Telugu Track listing (Kanam)
| No. | Title | Singer(s) | Length |
|---|---|---|---|
| 1. | "Jo Lali Jo" | Swagatha S. Krishnan |  |
| 2. | "Sanjali" | Aravind Srinivas, Anu Anand |  |
| 3. | "Kaname" | Latha Srinivas |  |
| 4. | "Voice of Kanam" | Chennai Orchestra |  |
| 5. | "Sound of Revenge" | Chennai Orchestra |  |

==Release==
Diya faced delays in its release due to a strike declared by the Tamil Film Producers Council, with the delays also affecting Kanam; after the strike ended, both versions were released on 27 April 2018. Diya had its television premiere on 7 August 2019 via Zee Cinema.

==Reception==
Diya and Kanam received mixed reviews from critics. Ashameera Aiyappan of The Indian Express gave it a rating of 2.5/5 and said, "The story is predictable. There isn't much surprise beyond the first few minutes until the very end." However, she praised the music and said Sai Pallavi "makes a strong debut in Tamil with an incredibly subtle and measured performance." Priyanka Sundar of Hindustan Times gave a rating of 1.5/5 and said, "Sai Pallavi's stunning performance cannot save this confusing film." Kirubhakar Purushothaman of India Today also gave the same rating and said it "comes across as a half-baked, confusing at times, bothering take on the whole issue of abortion."

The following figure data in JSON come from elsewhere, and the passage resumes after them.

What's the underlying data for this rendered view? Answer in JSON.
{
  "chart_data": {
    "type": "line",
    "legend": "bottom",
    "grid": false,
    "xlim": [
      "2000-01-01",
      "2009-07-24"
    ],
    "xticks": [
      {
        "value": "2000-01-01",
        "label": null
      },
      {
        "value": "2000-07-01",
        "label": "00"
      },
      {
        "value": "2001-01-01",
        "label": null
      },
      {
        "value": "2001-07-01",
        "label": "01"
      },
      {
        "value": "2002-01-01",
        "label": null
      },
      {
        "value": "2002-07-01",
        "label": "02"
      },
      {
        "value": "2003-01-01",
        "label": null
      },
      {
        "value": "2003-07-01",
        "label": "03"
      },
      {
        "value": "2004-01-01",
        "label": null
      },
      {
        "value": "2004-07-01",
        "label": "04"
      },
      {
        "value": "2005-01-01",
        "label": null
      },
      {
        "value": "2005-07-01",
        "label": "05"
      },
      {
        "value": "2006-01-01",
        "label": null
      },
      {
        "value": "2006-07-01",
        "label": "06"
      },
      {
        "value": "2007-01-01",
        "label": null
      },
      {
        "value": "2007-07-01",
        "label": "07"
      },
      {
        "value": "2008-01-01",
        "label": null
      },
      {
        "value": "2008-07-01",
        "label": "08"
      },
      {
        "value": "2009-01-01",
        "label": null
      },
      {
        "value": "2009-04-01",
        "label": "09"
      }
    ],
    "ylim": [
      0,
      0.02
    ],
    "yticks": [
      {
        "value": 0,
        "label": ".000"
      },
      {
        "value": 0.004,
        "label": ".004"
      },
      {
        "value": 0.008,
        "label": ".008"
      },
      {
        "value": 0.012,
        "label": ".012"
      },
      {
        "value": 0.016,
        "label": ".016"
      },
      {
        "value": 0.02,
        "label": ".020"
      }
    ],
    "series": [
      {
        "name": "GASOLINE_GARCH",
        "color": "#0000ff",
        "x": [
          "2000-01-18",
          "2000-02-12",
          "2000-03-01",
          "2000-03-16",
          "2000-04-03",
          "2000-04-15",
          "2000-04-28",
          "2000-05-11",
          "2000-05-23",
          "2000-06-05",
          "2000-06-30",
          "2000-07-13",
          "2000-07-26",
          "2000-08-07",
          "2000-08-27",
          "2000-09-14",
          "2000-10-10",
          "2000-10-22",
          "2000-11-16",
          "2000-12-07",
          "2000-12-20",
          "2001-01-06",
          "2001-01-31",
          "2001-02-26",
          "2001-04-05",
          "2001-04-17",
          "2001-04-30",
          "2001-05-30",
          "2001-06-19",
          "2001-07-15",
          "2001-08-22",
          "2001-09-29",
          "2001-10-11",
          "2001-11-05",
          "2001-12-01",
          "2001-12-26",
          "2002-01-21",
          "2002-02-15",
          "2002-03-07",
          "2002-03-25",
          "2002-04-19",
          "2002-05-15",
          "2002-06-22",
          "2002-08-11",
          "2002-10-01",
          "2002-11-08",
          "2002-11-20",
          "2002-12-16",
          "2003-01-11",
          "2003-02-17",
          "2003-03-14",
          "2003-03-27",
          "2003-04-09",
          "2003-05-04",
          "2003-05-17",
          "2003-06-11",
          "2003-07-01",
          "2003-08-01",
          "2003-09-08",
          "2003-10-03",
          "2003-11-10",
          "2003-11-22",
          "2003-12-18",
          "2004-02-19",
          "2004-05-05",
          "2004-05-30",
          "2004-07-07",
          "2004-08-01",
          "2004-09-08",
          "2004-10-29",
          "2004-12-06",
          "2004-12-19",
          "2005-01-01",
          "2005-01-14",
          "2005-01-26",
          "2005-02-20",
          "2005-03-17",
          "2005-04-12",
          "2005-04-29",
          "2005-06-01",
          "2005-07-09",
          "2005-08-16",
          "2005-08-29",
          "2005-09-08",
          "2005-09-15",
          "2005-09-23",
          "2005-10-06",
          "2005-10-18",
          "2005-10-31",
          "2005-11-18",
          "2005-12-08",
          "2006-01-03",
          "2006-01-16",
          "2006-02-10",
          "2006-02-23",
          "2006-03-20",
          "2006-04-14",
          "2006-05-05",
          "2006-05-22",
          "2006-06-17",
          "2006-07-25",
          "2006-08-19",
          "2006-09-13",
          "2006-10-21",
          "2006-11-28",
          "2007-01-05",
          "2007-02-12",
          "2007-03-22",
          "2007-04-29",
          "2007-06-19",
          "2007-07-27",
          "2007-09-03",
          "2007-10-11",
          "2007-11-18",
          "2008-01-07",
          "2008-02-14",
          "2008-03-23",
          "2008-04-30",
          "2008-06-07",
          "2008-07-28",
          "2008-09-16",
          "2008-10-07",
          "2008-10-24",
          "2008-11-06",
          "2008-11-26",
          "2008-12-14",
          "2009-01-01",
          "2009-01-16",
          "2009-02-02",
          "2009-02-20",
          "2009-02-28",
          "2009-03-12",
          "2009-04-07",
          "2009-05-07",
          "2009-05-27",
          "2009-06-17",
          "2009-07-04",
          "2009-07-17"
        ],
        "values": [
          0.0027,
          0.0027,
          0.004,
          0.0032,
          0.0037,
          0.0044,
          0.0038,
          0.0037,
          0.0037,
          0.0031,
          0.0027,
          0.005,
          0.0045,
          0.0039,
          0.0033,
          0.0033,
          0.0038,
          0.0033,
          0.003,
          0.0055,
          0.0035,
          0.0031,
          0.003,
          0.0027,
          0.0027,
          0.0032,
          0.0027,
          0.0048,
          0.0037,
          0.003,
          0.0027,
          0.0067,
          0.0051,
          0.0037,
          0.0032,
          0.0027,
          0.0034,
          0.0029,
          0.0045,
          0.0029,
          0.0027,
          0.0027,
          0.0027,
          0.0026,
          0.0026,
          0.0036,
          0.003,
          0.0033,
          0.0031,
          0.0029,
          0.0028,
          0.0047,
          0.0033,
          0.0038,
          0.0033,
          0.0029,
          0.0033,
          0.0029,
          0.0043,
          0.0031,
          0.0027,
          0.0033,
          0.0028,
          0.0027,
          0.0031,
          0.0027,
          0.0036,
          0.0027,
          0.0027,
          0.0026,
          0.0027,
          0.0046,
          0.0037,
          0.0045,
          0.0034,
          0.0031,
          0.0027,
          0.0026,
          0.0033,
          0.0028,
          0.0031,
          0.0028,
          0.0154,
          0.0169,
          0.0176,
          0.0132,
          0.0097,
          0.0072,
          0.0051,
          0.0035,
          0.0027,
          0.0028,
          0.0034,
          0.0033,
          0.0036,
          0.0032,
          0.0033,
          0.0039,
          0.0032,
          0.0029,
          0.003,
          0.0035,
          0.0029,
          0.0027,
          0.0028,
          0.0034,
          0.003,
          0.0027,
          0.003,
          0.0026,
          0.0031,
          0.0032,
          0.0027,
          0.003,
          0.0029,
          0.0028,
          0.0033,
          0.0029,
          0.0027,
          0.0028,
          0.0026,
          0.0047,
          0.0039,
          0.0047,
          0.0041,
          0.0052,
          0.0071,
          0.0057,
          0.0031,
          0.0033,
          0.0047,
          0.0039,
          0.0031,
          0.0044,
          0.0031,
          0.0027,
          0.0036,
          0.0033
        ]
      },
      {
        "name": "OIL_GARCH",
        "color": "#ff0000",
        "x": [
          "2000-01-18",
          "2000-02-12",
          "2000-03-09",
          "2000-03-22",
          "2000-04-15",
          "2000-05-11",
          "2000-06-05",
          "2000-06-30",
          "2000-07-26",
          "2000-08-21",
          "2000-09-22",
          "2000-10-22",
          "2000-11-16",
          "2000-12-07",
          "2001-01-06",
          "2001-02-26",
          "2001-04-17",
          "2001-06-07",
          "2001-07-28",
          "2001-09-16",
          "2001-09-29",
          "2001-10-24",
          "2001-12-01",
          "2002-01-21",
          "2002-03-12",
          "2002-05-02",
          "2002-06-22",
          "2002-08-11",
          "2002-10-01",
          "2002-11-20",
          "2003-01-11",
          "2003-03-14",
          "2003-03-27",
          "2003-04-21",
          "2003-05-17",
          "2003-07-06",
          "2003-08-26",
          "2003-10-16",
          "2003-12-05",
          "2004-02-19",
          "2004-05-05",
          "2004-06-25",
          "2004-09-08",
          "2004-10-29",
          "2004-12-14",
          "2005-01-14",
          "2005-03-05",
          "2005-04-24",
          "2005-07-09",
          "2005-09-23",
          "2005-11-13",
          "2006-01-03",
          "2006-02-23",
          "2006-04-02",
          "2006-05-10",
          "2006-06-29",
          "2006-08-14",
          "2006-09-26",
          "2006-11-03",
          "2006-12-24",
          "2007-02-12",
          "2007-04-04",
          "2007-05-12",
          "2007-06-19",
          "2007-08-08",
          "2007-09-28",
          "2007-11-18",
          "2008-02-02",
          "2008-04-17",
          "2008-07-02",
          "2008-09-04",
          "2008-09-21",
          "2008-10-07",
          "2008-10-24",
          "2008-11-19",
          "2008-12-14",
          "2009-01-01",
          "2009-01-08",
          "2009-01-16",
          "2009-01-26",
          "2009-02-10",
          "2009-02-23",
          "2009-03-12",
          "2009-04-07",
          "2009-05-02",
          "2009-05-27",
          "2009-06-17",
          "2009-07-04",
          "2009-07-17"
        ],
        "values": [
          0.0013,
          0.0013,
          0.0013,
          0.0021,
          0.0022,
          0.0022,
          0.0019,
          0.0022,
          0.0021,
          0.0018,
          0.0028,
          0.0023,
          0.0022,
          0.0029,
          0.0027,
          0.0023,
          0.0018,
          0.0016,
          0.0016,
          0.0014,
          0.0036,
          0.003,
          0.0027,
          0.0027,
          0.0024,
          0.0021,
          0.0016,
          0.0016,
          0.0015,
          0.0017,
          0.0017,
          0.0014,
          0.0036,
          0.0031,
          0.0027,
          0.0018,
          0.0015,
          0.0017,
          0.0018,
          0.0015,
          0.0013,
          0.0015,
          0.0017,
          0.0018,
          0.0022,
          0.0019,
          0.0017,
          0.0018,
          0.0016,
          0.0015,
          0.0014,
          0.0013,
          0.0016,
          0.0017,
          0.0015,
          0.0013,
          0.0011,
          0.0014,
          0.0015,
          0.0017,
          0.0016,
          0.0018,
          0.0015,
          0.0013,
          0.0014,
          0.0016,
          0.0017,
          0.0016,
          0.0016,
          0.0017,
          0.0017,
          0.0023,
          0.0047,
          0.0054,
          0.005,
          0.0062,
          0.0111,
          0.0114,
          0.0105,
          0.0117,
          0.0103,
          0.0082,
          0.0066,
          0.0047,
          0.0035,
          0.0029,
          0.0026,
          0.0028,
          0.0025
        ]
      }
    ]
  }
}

Sify criticised the film's predictability and lack of chemistry between the lead actors but lauded the short runtime, cinematography, CG and background score. M. Suganth of The Times of India gave a rating of 3/5, praising the performance of Sai Pallavi, cinematography and music but said, "Despite these strengths, Diya isn't compelling enough." Regarding Kanam, Neeshita Nyayapati of The Times of India stated, "One would expect Kanam to be nothing less than a thriller that will keep you guessing and at the edge of your seat. However, it fails to live up to that expectation".